Enhanced excitability of the corticospinal pathway of the ankle extensor and flexor muscles during standing in humans

The purpose of this study was to investigate how the recruitment properties of the corticospinal pathway are modulated in the soleus (SOL) and tibialis anterior (TA) muscles depending on postures. A wide range of stimulus intensities were applied via transcranial magnetic stimulation over the primary motor cortex during standing (STD) and sitting (SIT) with a comparable background activity level in each muscle. The relationship between the stimulation intensities and the size of motor-evoked potentials was assessed by the Boltzmann sigmoid function, which is characterized by a plateau value, maximum slope, and threshold. The plateau value and maximum slope were significantly higher during STD than during SIT in the SOL muscle (STD vs. SIT, plateau value: 50.0 ± 21.8 vs. 33.9 ± 12.3 mV ms, maximal slope: 1.6 ± 0.7 vs. 1.2 ± 0.5 mV ms/% maximal stimulator output). Similar changes of the parameters were also observed in the TA muscle (STD vs.

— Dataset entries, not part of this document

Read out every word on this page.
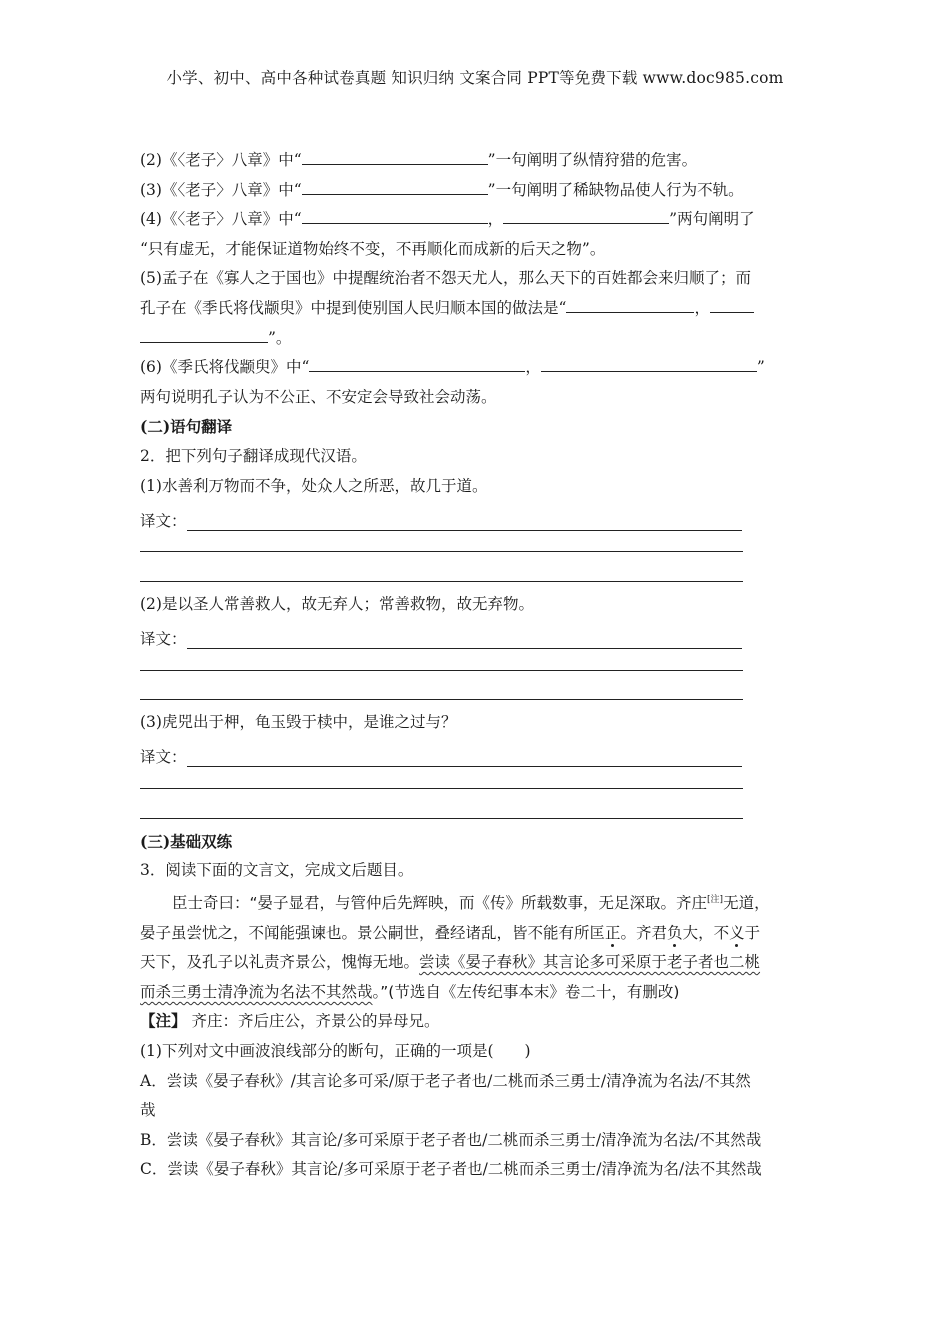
小学、初中、高中各种试卷真题 知识归纳 文案合同 PPT等免费下载 www.doc985.com
(2)《〈老子〉八章》中“	”一句阐明了纵情狩猎的危害。
(3)《〈老子〉八章》中“	”一句阐明了稀缺物品使人行为不轨。
(4)《〈老子〉八章》中“	，	”两句阐明了
“只有虚无，才能保证道物始终不变，不再顺化而成新的后天之物”。
(5)孟子在《寡人之于国也》中提醒统治者不怨天尤人，那么天下的百姓都会来归顺了；而
孔子在《季氏将伐颛臾》中提到使别国人民归顺本国的做法是“	，
”。
(6)《季氏将伐颛臾》中“	，	”
两句说明孔子认为不公正、不安定会导致社会动荡。
(二)语句翻译
2．把下列句子翻译成现代汉语。
(1)水善利万物而不争，处众人之所恶，故几于道。
译文：
(2)是以圣人常善救人，故无弃人；常善救物，故无弃物。
译文：
(3)虎兕出于柙，龟玉毁于椟中，是谁之过与？
译文：
(三)基础双练
3．阅读下面的文言文，完成文后题目。
臣士奇曰：“晏子显君，与管仲后先辉映，而《传》所载数事，无足深取。齐庄[注]无道，
晏子虽尝忧之，不闻能强谏也。景公嗣世，叠经诸乱，皆不能有所匡正。齐君负大，不义于
天下，及孔子以礼责齐景公，愧悔无地。尝读《晏子春秋》其言论多可采原于老子者也二桃
而杀三勇士清净流为名法不其然哉。”(节选自《左传纪事本末》卷二十，有删改)
【注】 齐庄：齐后庄公，齐景公的异母兄。
(1)下列对文中画波浪线部分的断句，正确的一项是(　　)
A．尝读《晏子春秋》/其言论多可采/原于老子者也/二桃而杀三勇士/清净流为名法/不其然
哉
B．尝读《晏子春秋》其言论/多可采原于老子者也/二桃而杀三勇士/清净流为名法/不其然哉
C．尝读《晏子春秋》其言论/多可采原于老子者也/二桃而杀三勇士/清净流为名/法不其然哉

SIT, plateau value: 71.0 ± 22.9 vs. 41.4 ± 16.1 mV ms, maximal slope: 5.0 ± 2.0 vs. 2.5 ± 0.7 mV ms/% maximal stimulator output). The threshold did not differ significantly between the two conditions and both muscles. These results indicate that the central nervous system requires a different control for each postural condition; that is, the relative balance of the excitatory and inhibitory inputs to the corticospinal pathways as well as the number of neurons of subliminal fringe in the corticospinal pathway was increased during STD compared with those during SIT.